Massive leaderboards usecase

We have an use-case where we need to solve the following

  1. Find rank of a player in real time (In order of 100ms is fine)
  2. Store more than 10 million scores per leaderboard
  3. Cost efficient

Currently we are researching Aerospike, ScyllaDB an Couchbase.

All benchmarks available for Aerospike are pretty old so we are a bit confused about latest improvements.

We have gone through default sorted maps in Aerospike but unfortunately looks like its limited by write-block-size which makes it unusable.

It would be great if someone shed some light no this scenario.

Thanks, Ayyappa

So let me understand the problem.
You have 10 million players.  Each has a score. 
You want to find the rank of player X based on his score.
i.e. Player X = you rank at 7,860,000 in a total of 10 million players
Is that right?

Right! Thanks for putting it in simple lines.

This can be modeled but within certain assumptions.

1 - your score has that granularity that all 10 million users can have a unique score [if not, it can be modeled but that changes the unique rank requirement]

2 - multiple clients (application) are updating player scores - so a player score at any given read is only approximate. [You mentioned 100 ms, that is a fair window and is do-able. As you noted, we cannot have the entire data of 10 million users:score as a single record and ensure atomicity of updates vs reads.]

If those assumptions are correct, then we can think of modeling this.

If your score really does not have that level of granularity that we can assign each player a unique rank, then you need to think of an alternate ranking system - like by some sort of ranges?

1 - your score has that granularity that all 10 million users can have a unique score [if not, it can be modeled but that changes the unique rank requirement] The score values might overlap but we can rank them unique based on secondary factor (like submission timestamp)

2 - multiple clients (application) are updating player scores - so a player score at any given read is only approximate. [You mentioned 100 ms, that is a fair window and is do-able. As you noted, we cannot have the entire data of 10 million users:score as a single record and ensure atomicity of updates vs reads.] Each unique player submits scores(from different applications in parallel) to his own record and score reading with a delay is fine.
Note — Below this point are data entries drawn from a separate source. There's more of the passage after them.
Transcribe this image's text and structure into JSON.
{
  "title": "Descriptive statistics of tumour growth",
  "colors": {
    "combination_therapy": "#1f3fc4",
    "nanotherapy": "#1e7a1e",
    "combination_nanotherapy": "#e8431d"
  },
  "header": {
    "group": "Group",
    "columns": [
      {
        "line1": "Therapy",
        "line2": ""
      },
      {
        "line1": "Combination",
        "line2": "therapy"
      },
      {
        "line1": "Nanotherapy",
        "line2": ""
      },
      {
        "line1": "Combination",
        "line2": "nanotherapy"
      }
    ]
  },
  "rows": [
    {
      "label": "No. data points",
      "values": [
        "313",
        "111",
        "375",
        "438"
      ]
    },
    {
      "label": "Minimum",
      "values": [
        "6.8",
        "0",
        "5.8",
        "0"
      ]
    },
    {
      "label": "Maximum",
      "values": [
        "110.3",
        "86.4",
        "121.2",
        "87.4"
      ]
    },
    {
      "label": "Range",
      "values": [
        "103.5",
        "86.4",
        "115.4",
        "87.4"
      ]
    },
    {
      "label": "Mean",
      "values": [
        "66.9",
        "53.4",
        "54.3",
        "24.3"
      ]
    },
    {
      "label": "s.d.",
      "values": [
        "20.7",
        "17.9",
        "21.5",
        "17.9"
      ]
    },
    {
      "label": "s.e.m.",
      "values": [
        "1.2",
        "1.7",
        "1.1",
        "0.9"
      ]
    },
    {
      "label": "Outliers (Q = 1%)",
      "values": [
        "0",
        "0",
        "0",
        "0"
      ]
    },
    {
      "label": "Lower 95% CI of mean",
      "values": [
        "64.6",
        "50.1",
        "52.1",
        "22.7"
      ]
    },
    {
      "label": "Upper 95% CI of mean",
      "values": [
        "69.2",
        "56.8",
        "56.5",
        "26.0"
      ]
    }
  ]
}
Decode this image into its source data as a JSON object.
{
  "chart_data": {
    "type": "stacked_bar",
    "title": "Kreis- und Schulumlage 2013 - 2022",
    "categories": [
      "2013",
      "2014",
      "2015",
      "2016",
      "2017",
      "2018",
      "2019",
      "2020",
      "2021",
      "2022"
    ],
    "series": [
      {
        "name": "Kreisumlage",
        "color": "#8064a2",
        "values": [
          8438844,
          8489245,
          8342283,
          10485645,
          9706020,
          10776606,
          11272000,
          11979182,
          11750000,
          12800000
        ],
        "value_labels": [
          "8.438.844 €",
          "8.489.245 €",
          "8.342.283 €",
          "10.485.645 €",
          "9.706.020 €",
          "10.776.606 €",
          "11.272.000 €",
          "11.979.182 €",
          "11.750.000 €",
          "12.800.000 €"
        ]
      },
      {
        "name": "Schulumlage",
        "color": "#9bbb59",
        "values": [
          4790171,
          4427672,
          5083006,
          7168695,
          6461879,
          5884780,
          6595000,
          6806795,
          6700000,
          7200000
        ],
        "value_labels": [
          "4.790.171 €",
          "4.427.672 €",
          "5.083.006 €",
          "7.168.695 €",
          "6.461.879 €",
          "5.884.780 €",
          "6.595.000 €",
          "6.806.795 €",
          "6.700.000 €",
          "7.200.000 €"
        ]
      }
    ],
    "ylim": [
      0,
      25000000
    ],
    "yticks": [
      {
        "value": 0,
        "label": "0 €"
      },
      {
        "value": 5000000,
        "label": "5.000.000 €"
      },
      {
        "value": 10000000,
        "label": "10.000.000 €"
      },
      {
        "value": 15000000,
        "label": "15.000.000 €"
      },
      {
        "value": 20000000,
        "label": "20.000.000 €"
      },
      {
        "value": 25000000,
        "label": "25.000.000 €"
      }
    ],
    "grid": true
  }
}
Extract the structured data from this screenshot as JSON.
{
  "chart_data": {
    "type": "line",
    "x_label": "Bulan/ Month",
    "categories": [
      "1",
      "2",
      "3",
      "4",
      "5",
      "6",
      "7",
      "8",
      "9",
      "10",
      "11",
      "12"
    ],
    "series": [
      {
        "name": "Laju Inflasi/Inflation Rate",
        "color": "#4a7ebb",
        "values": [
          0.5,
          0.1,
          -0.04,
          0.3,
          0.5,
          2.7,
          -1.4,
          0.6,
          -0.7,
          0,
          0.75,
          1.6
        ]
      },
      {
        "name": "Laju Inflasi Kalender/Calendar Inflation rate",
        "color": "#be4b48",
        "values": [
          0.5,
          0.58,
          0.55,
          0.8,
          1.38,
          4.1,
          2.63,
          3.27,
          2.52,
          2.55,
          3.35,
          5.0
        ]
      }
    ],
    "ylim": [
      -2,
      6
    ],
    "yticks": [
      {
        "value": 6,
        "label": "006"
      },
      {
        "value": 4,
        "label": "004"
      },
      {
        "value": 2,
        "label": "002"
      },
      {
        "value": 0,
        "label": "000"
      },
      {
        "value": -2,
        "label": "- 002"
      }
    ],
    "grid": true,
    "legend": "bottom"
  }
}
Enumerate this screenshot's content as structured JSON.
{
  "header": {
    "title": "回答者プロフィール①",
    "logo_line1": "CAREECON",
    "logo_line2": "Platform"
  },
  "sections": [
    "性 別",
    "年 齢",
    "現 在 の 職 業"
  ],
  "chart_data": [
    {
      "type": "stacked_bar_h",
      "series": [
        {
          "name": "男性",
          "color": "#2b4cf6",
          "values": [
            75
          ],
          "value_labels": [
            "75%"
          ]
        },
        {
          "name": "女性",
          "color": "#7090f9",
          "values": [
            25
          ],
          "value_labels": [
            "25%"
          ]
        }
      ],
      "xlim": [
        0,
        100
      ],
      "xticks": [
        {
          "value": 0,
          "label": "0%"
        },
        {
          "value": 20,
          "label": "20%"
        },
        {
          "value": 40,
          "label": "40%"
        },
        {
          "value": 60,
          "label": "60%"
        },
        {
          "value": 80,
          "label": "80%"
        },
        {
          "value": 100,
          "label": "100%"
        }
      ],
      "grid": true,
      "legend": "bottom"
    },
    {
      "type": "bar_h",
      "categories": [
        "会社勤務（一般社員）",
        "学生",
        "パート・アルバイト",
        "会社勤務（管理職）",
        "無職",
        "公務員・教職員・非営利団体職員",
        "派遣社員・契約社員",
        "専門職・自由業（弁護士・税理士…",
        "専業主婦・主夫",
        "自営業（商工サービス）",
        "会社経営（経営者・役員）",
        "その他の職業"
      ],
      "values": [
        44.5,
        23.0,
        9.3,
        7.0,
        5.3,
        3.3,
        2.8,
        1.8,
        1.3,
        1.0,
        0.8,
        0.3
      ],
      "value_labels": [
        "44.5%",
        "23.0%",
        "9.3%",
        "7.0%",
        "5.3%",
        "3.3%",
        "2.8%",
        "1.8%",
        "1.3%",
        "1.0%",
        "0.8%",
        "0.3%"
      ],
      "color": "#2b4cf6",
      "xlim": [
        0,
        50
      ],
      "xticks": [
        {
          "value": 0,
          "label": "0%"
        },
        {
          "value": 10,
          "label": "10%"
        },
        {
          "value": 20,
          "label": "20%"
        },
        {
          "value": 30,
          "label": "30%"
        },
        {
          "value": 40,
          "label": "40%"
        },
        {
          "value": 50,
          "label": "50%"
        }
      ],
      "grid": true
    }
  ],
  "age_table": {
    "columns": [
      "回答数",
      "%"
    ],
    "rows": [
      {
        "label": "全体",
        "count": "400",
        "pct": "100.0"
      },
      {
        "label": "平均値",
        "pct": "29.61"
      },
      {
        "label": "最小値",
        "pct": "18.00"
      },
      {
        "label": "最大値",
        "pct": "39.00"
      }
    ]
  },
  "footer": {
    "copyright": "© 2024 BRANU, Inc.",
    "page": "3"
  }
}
Currently what we are doubtful is

  1. In the worst case, Is it fair to read all the records (10 million) at once to calculate the final ranking?
  2. Are the writes queued so that they will be written to the db for “sure”?

Thanks, Ayyappa

So there is a second level of ordering complexity - submission timestamp. This is an interesting data modeling problem. I think the following model will work:

Maintain a record for retrieving rank which has the following key:value map bin - key is list of [score, timestamp], value is userid. (Java client will work, other clients check if map key as a list is supported.)

rank_rec_0: { ...., [score, timestamp]:userid, .... }

For argument sake, lets assume all your users fit into one such record. Then user rank will be get_by_value(userid) and return value type - INDEX.

In your case, all users will not fit into one record.

If you have good assessment of rank vs user count distribution and this is a bounded problem in terms of number of users, you can break the records into multiple records.

rank_rec_0: {....}
rank_rec_1: {....}
rank_rec_2: {....}
rank_rec_3: {....}

Based on score, if a userid must be entered in rank_rec_2, then its rank will be: map_size of rank_rec_0 + map_size of rank_rec_1 + index in rank_rec_2. [Now that may be the reverse rank, but reverse can also be computed likewise]. So you will read multiple records but that should all be possible within the 100 ms window. Typical reads in Aersopike are in 1 ms order.

If such bounded, simplistic segregation of rank_rec by score is not possible, then you have to come with a more creative - self-sharding map implementation in Aerospike.

You can watch this recording: Summit '19: Key Data Modeling Techniques | Aerospike at around 32:00 minutes, Adaptive Map for a different problem is discussed. Some ideas from there can be re-purposed for this problem.

Or if you plan to be an Aerospike Enterprise Customer in the future, Aerospike’s Solution Architecture team may be able to help.